Of the 19 relatives studied, six were carriers of the mutation. Unlike previous studies, the study conducted in
Granada proved that genetic testing had a high level of sensitivity for the diagnosis of patients with long QT
syndrome, and that the most frequently mutated gene was KCNQ1. These results differ from the results obtained in
studies with other populations, where the most frequently mutated gene was KCNQ1.

This study -published in the Revista Española de Cardiología- was conducted by Juan Jiménez Jáimez, Luis
Tercedor Sánchez, Miguel Álvarez López, Ricardo Sebastián Galdeano
(Hospital Virgen de las Nieves), Esther Martínez Espín and José Antonio Lorente Acosta
(Department of Legal Medicine and Toxicology of the University of Granada ). Genetic analysis was performed at the Laboratory of Genetic Analysis Lorgen in Granada PTS.

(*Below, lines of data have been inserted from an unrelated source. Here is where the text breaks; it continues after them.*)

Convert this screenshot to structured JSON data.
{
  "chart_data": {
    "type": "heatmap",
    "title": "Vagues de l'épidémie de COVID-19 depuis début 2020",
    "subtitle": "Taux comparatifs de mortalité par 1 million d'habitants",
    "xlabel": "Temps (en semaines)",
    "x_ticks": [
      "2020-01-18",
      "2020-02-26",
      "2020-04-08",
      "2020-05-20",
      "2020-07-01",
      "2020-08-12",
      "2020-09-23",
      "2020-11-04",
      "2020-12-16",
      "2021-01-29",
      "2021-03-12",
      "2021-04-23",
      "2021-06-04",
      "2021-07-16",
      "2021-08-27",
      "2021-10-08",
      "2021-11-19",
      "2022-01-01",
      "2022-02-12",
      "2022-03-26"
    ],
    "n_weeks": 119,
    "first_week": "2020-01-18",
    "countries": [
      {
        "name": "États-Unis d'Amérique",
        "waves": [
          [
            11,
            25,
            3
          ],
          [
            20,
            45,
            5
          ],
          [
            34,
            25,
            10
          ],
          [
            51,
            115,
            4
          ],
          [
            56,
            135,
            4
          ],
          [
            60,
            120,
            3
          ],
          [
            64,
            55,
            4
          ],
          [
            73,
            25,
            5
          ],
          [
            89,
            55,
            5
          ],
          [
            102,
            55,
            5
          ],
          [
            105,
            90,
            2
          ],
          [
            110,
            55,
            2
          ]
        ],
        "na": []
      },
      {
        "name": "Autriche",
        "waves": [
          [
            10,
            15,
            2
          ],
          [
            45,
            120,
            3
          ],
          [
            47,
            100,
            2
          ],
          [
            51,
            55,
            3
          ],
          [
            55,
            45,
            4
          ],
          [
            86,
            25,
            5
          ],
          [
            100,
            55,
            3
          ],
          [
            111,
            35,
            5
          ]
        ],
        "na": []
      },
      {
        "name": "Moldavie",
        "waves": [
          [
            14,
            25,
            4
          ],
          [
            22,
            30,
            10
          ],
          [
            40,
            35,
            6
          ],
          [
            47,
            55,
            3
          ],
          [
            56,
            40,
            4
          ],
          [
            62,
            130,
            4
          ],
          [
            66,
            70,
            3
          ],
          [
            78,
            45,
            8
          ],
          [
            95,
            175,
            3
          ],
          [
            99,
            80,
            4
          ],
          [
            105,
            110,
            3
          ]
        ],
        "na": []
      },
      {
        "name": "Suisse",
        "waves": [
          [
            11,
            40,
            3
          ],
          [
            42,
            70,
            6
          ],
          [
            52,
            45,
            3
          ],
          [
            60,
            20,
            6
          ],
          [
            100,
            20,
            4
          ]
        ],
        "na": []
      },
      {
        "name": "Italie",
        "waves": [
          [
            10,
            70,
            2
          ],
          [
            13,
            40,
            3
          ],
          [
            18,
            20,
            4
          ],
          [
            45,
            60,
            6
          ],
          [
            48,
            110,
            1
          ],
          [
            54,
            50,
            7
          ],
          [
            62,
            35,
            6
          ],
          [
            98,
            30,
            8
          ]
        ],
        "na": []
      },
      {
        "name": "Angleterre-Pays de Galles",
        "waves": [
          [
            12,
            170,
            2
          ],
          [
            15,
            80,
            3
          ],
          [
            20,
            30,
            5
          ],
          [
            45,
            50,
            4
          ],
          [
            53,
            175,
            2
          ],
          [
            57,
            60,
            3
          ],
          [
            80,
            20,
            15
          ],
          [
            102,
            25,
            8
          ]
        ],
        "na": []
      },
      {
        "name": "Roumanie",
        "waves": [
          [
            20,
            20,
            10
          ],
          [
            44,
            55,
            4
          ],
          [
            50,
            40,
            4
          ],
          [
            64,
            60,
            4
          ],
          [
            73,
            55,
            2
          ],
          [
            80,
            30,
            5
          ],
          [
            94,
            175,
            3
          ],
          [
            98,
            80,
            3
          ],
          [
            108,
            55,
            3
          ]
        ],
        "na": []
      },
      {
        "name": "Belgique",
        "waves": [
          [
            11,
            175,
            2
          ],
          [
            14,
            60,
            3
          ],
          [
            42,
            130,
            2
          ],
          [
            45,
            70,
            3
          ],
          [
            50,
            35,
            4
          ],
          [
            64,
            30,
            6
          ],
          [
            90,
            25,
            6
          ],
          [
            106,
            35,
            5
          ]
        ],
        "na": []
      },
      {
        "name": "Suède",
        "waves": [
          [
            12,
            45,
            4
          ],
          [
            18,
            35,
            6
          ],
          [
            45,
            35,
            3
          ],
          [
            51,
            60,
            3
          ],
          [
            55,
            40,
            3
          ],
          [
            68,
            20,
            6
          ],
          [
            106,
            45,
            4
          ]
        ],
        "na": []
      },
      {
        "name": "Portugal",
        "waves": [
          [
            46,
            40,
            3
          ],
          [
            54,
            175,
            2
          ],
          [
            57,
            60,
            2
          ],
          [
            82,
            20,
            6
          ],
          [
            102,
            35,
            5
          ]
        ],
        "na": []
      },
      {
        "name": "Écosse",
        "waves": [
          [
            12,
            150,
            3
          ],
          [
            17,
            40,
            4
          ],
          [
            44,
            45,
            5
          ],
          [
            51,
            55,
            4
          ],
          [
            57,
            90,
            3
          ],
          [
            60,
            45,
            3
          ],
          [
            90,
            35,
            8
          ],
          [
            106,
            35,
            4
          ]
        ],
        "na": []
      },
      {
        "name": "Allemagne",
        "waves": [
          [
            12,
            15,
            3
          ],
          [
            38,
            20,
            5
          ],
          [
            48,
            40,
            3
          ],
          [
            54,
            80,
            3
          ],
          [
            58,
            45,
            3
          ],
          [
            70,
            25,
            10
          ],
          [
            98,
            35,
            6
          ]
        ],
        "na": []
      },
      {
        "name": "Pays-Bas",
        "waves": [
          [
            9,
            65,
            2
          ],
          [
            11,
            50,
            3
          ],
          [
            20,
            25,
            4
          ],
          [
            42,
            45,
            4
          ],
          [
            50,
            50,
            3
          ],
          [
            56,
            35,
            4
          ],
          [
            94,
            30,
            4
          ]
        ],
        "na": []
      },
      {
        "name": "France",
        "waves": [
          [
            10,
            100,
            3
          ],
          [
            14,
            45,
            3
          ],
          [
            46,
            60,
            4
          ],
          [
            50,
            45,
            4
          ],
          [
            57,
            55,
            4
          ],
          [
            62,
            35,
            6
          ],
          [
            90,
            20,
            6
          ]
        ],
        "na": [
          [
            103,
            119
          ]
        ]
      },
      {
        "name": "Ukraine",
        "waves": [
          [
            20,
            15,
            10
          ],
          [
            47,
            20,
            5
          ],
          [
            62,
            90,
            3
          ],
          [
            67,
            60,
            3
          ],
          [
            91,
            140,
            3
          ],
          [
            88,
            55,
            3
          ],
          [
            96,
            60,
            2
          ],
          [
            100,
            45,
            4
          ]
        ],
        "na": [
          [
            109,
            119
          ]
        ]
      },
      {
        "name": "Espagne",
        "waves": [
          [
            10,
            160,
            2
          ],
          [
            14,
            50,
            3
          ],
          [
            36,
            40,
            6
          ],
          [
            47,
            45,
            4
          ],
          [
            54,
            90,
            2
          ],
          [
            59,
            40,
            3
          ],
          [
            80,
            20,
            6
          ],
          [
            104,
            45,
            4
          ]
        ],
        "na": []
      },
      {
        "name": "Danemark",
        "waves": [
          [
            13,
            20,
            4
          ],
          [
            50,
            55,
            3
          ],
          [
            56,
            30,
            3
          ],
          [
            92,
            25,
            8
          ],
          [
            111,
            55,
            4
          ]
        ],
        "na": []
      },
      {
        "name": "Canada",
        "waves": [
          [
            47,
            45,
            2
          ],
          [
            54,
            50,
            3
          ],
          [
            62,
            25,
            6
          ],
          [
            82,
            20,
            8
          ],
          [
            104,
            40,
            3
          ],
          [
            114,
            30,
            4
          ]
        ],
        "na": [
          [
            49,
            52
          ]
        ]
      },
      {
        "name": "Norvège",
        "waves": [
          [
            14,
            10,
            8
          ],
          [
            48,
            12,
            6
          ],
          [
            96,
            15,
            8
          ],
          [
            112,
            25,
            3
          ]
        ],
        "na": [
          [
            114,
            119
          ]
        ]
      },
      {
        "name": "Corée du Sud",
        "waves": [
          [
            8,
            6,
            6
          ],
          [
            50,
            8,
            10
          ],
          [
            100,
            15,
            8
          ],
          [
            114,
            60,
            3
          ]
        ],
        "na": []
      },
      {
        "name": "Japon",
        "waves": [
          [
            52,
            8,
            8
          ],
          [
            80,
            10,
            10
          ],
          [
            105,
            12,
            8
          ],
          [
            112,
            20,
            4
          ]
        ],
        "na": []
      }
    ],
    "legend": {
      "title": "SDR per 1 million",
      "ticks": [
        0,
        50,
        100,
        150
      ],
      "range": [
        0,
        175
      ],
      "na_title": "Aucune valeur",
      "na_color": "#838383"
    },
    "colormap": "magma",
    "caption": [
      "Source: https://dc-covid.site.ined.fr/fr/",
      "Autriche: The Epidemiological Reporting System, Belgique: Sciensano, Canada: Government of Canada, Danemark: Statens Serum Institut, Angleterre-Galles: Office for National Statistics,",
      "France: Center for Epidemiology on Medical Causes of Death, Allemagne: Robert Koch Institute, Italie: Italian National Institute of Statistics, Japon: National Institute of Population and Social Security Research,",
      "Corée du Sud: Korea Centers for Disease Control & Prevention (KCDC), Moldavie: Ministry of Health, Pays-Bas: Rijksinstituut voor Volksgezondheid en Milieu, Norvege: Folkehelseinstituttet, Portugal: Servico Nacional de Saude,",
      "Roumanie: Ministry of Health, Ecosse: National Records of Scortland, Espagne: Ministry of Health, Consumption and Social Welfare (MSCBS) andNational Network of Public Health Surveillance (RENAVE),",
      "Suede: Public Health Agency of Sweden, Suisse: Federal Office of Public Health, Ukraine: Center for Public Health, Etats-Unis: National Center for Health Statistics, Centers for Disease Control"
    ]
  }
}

“What it is important about this study is that it proves that genetic testing can help in diagnosing LQTS in patients
without any phenotypic expression, that is, in patients with normal results in electrocardiogram and medical
imaging tests” –researchers state. “This increases the chances of detecting relatives who may be carriers of the
same disease but who obtain inconclusive results in other tests, which represents an important breakthrough, since
these genetic diseases can be hereditary”.

Although the results obtained are of great significance, the researchers warn about the fact that “this study is just
an initial experience in our country, and it only describes the genotypic profile of a small sample of patients.
A multicenter study will be necessary to obtain larger groups and draw conclusions that can be extrapolated to the
general population” –researchers state.